Les Etats-Unis ont également ordonné le départ de l'essentiel du personnel de l'ambassade américaine à Kiev, relevant qu'une offensive russe pouvait "commencer à tout moment et sans avertissement". Quelque 160 soldats américains qui entraînaient les forces ukrainiennes ont aussi reçu l'ordre du départ.

En parallèle, la liste des pays appelant leurs ressortissants à quitter l'Ukraine ne cesse de s'allonger, avec notamment les Etats-Unis, l'Allemagne, l'Italie, le Royaume-Uni, les Pays-Bas, le Canada, la Norvège ou encore l'Australie, le Japon et Israël.

"Les personnes qui s'y trouvent pour le travail, les expatriés et les familles doivent également partir" a précisé la ministre allemande des Affaires étrangères, Annalena Baerbock, lors d'un déplacement samedi au Caire.

Mais dans l'aéroport de Kiev, pas d'effervescence. Les étrangers semblent peu nombreux à quitter le pays.

Les gouvernements occidentaux ont pourtant insisté : en cas d'invasion russe, aucune opération de rapatriement ne sera mise en place.

Un scénario de guerre inquiète surtout en Europe de l'Est, notamment la Hongrie qui craint un afflux de centaines, ou de milliers de réfugiés. C'est ce qu'a déclaré samedi le premier ministre Viktor Orban, lors d'un meeting de campagne.

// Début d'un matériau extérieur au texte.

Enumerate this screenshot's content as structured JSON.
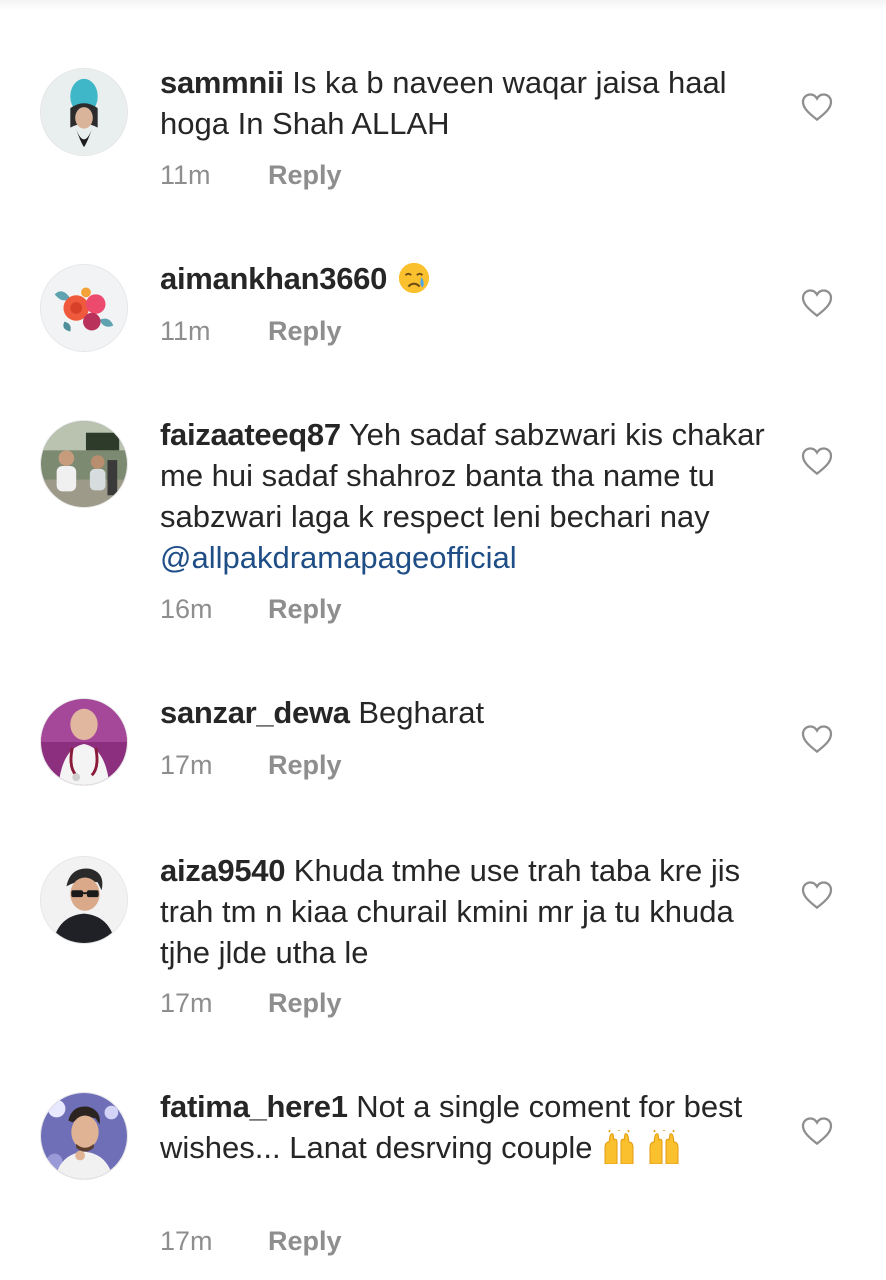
{
  "comments": [
    {
      "username": "sammnii",
      "text": "Is ka b naveen waqar jaisa haal hoga In Shah ALLAH",
      "time": "11m",
      "reply_label": "Reply",
      "avatar_icon": "woman-portrait-avatar"
    },
    {
      "username": "aimankhan3660",
      "text": "",
      "emoji": "crying-face",
      "time": "11m",
      "reply_label": "Reply",
      "avatar_icon": "flower-bouquet-avatar"
    },
    {
      "username": "faizaateeq87",
      "text": "Yeh sadaf sabzwari kis chakar me hui sadaf shahroz banta tha name tu sabzwari laga k respect leni bechari nay",
      "mention": "@allpakdramapageofficial",
      "time": "16m",
      "reply_label": "Reply",
      "avatar_icon": "children-outdoor-avatar"
    },
    {
      "username": "sanzar_dewa",
      "text": "Begharat",
      "time": "17m",
      "reply_label": "Reply",
      "avatar_icon": "doctor-stethoscope-avatar"
    },
    {
      "username": "aiza9540",
      "text": "Khuda tmhe use trah taba kre jis trah tm n kiaa churail kmini mr ja tu khuda tjhe jlde utha le",
      "time": "17m",
      "reply_label": "Reply",
      "avatar_icon": "man-sunglasses-avatar"
    },
    {
      "username": "fatima_here1",
      "text": "Not a single coment for best wishes... Lanat desrving couple",
      "emoji": "raising-hands",
      "time": "17m",
      "reply_label": "Reply",
      "avatar_icon": "man-portrait-avatar"
    }
  ],
  "colors": {
    "text": "#262626",
    "meta": "#8e8e8e",
    "mention": "#1f4e87",
    "heart_outline": "#8e8e8e"
  },
  "icons": {
    "like": "heart-outline-icon"
  }
}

Zelensky critique l'alarmisme des Occidentaux

Le président ukrainien Volodymyr Zelensky a pour sa part une nouvelle fois jugé les déclarations américaines trop alarmistes.

"Toutes ces informations (quant à une éventuelle attaque) ne font que provoquer la panique et ne nous aident pas", a-t-il dit.

A Kiev, des milliers de manifestants ont défilé samedi, disant refuser de céder à la panique justement, même s'ils prennent la menace au sérieux.